Tuesday, October 02, 2007

The Disappearing Homosexual Chronicles

The Wall Street Journal's editorial page is no fan of fags, women, and ethnic minorities unless, of course, some goofy foreign potentate begins harrassing them, at which point the Journal rises up in righteous indignation not only at the persecution thereof, but of the mean-spirited and hypocritical refusal on the part of this or that liberal icon to sufficiently denounce said horrors.

As you are probably aware, Iranian President Mahmoud Ahmedinejad claimed that there are no gays in Iran. Well, doesn't the Southern Baptist Convention make strinkingly similar claims about its own ranks? Ahmedinejad also claims to be something more or less like a head of state, which is as true of him as it is of Queen Elizabeth. True, in other words, but not true.

Here is the Journal:

So when Mahmoud Ahmadinejad made the startling claim at Columbia University last week that "we do not have homosexuals in Iran like you do in your country," it offered what could have been a learning opportunity to those who think Iran is just another misunderstood regime with an equally misunderstood president.
Is the Iranian régime misunderstood?
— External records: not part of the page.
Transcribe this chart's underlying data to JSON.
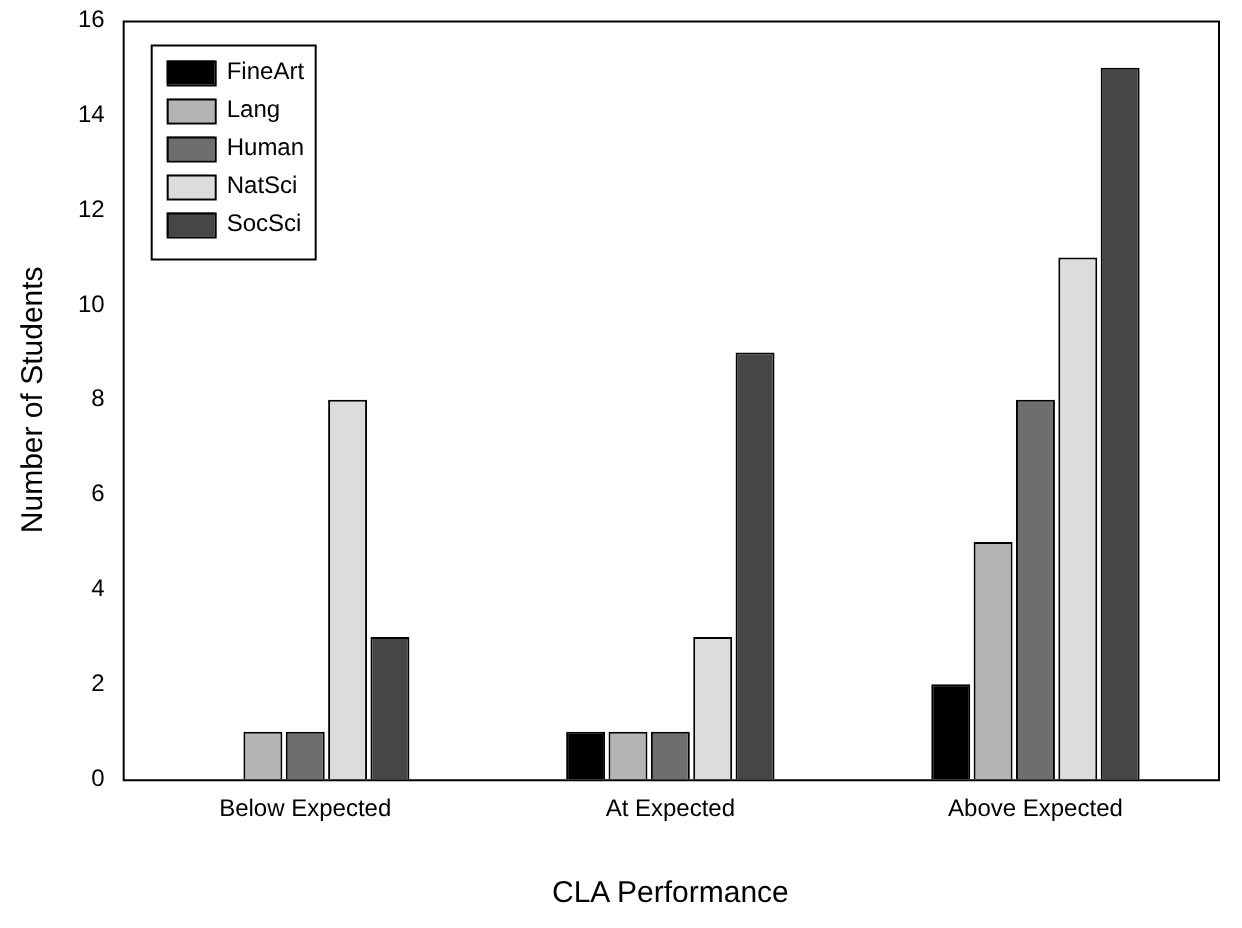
{
  "chart_data": {
    "type": "bar",
    "xlabel": "CLA Performance",
    "ylabel": "Number of Students",
    "categories": [
      "Below Expected",
      "At Expected",
      "Above Expected"
    ],
    "series": [
      {
        "name": "FineArt",
        "color": "#000000",
        "values": [
          0,
          1,
          2
        ]
      },
      {
        "name": "Lang",
        "color": "#b4b4b4",
        "values": [
          1,
          1,
          5
        ]
      },
      {
        "name": "Human",
        "color": "#6e6e6e",
        "values": [
          1,
          1,
          8
        ]
      },
      {
        "name": "NatSci",
        "color": "#dcdcdc",
        "values": [
          8,
          3,
          11
        ]
      },
      {
        "name": "SocSci",
        "color": "#464646",
        "values": [
          3,
          9,
          15
        ]
      }
    ],
    "ylim": [
      0,
      16
    ],
    "yticks": [
      0,
      2,
      4,
      6,
      8,
      10,
      12,
      14,
      16
    ],
    "legend": "top left"
  }
}
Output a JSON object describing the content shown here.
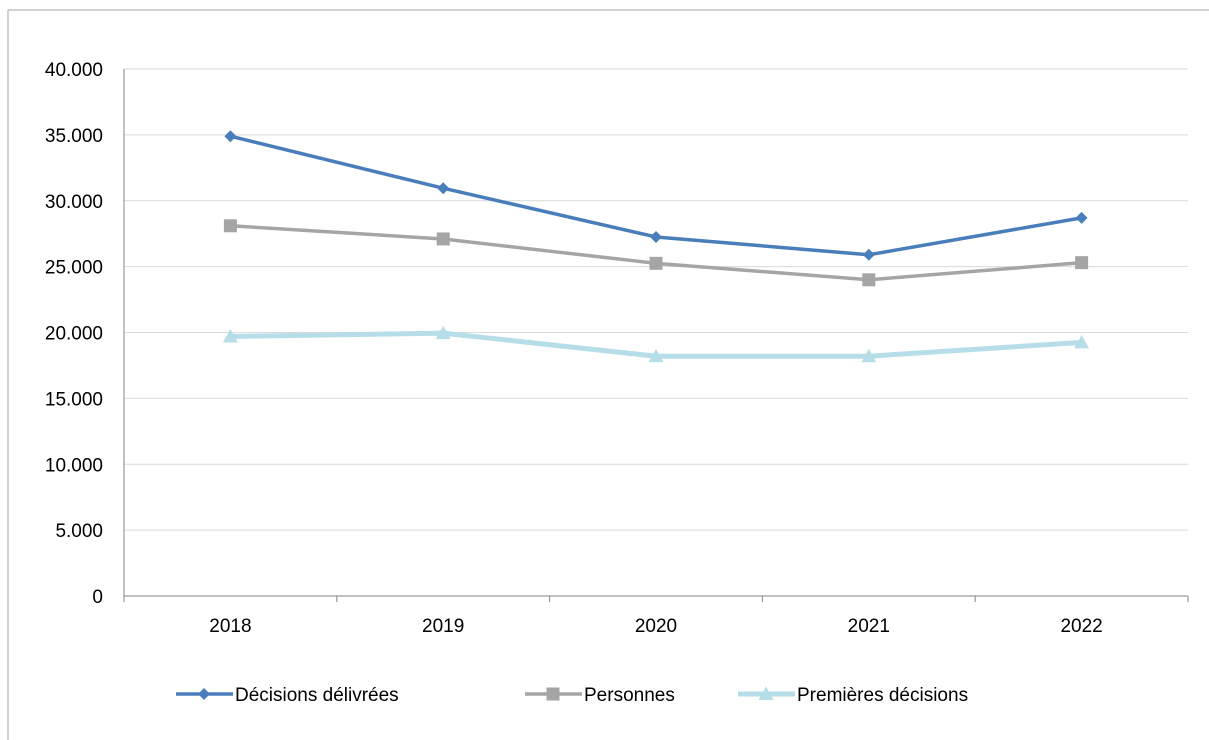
{
  "chart_data": {
    "type": "line",
    "categories": [
      "2018",
      "2019",
      "2020",
      "2021",
      "2022"
    ],
    "series": [
      {
        "name": "Décisions délivrées",
        "values": [
          34900,
          30950,
          27250,
          25900,
          28700
        ],
        "color": "#4a7ebb",
        "marker": "diamond"
      },
      {
        "name": "Personnes",
        "values": [
          28100,
          27100,
          25250,
          24000,
          25300
        ],
        "color": "#a5a5a5",
        "marker": "square"
      },
      {
        "name": "Premières décisions",
        "values": [
          19700,
          19950,
          18200,
          18200,
          19250
        ],
        "color": "#b7dee8",
        "marker": "triangle"
      }
    ],
    "ylim": [
      0,
      40000
    ],
    "yticks": [
      "0",
      "5.000",
      "10.000",
      "15.000",
      "20.000",
      "25.000",
      "30.000",
      "35.000",
      "40.000"
    ],
    "grid": true,
    "legend_position": "bottom"
  }
}
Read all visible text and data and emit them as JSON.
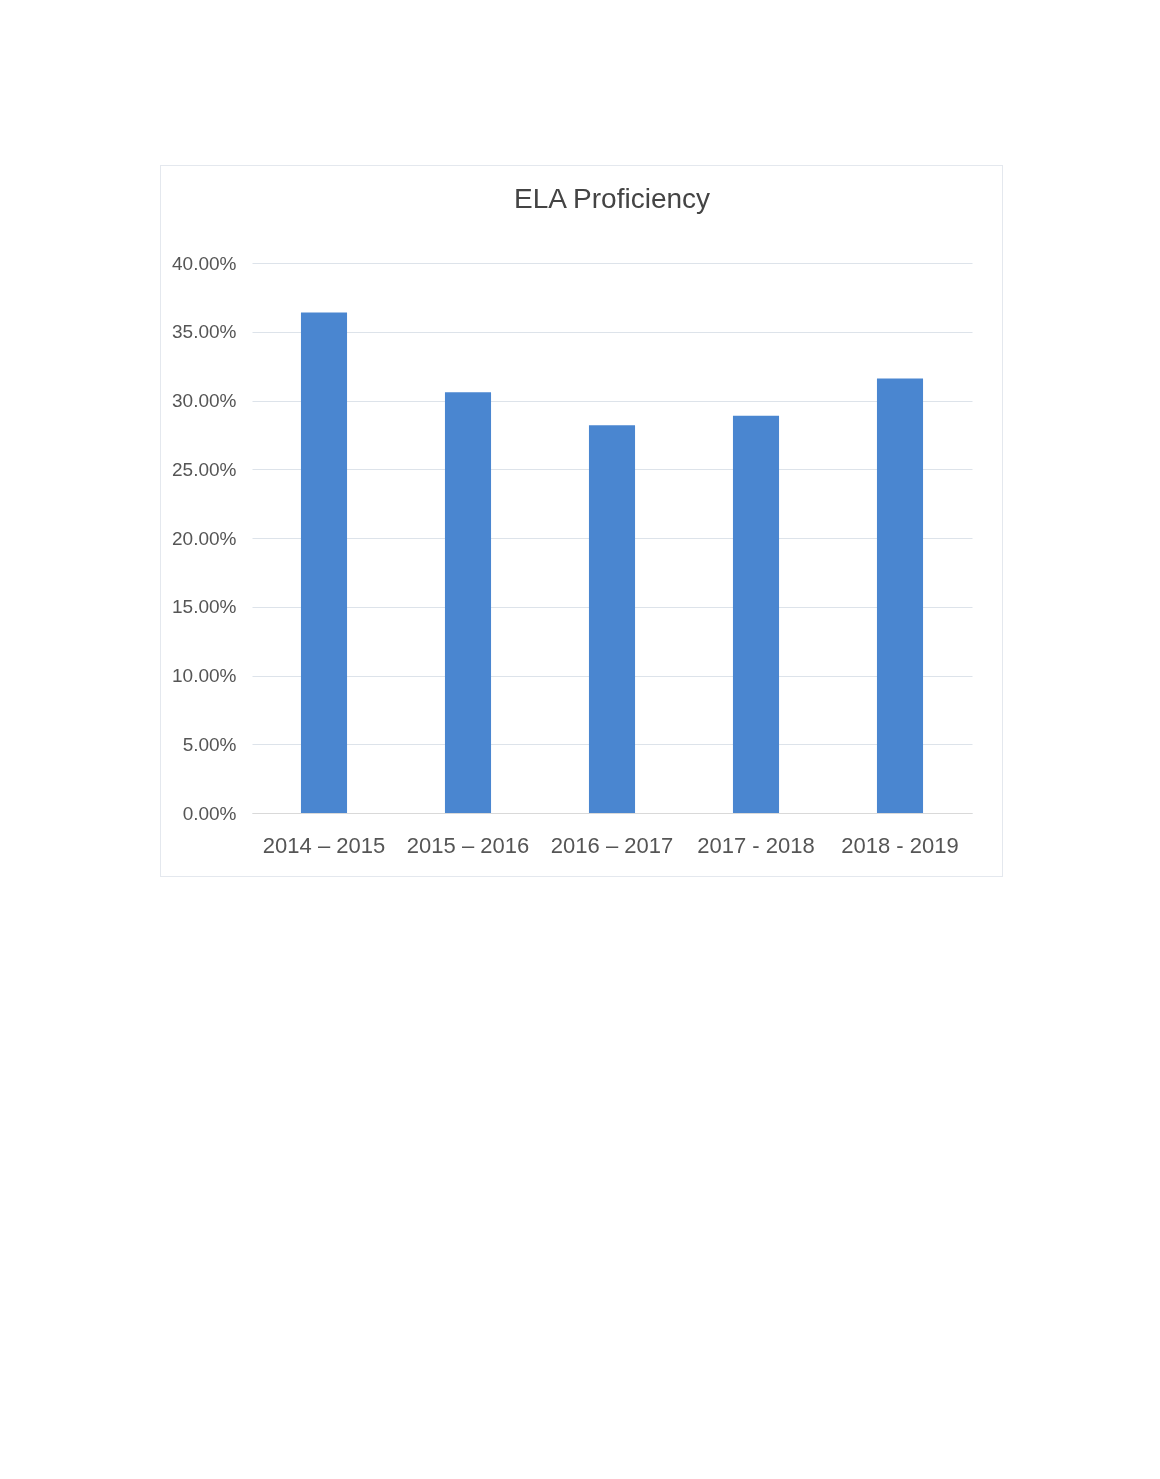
{
  "chart_data": {
    "type": "bar",
    "title": "ELA Proficiency",
    "categories": [
      "2014 – 2015",
      "2015 – 2016",
      "2016 – 2017",
      "2017 - 2018",
      "2018 - 2019"
    ],
    "values": [
      36.4,
      30.6,
      28.2,
      28.9,
      31.6
    ],
    "color": "#4a86d0",
    "ylim": [
      0,
      40
    ],
    "yticks": [
      {
        "value": 0,
        "label": "0.00%"
      },
      {
        "value": 5,
        "label": "5.00%"
      },
      {
        "value": 10,
        "label": "10.00%"
      },
      {
        "value": 15,
        "label": "15.00%"
      },
      {
        "value": 20,
        "label": "20.00%"
      },
      {
        "value": 25,
        "label": "25.00%"
      },
      {
        "value": 30,
        "label": "30.00%"
      },
      {
        "value": 35,
        "label": "35.00%"
      },
      {
        "value": 40,
        "label": "40.00%"
      }
    ],
    "grid": "y"
  }
}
Not by me. Personally, I don't plan to vacation there anytime soon, but neither do I intend to carpet bomb the place. Into my worldview I admit the possibility of a territory between those extremes. I could say the same about Chad or Estonia. Such are the wages of reason. It is true that Iran has as a figurehead a demagogic weirdo, but no nation escapes such fates entirely. Does Iran repress its gays? Oui, bien sûr. But an invasion seems unlikely to rectify that particular problem. Iraq, one notes, looks nothing like the West Village, nor yet Chelsea, although across sects and social divides, its men do engage a charming affinity for the Tom-of-Finland look.

The Journal heaves up some British liberal who noted that Lee Bollinger, President of Columbia, is preening, vainglorious, and altogether second-rate; that he chose to harp on free speech and to establish his jingo bona fides in the same speech, excoriating a man in a forum that dictated an unequal response. Had Ahmedinejad gone to the mic and called Bollinger a prancing ninny who thinks haranguing a captive audience is an example of moral cojones, he'd have been roundly called hysterical by everyone up to and including the Wall Street Journal. In truth, the Columbia forum proved regrettable for everyone involved. It was impossible to be in or near the lecture hall without being sullied by the floating detritus of someone else's asbestos ego.

If I were the sort of person who respected our institutions of higher education, the whole episode might trouble me. Fortunately there was only ever one kind of higher that went with my education. The rest I recognized as an expensive fraud, a long vacation. Everything about Bollinger's intro and Ahmedinejad's speech was a fraud. It was a simulated encounter--two callow propagandists obliging each other's need for a foil, and every word written about it, including all of these, further the tawdry spectacle.

2 comments:

graeme said...

I intend to carpet bomb Estonia

dan said...

you might want to reconsider the Iranian vacation.Beautiful landscape and architecture,wonderful people and damned good food.But if you go, keep your eyes to the skies.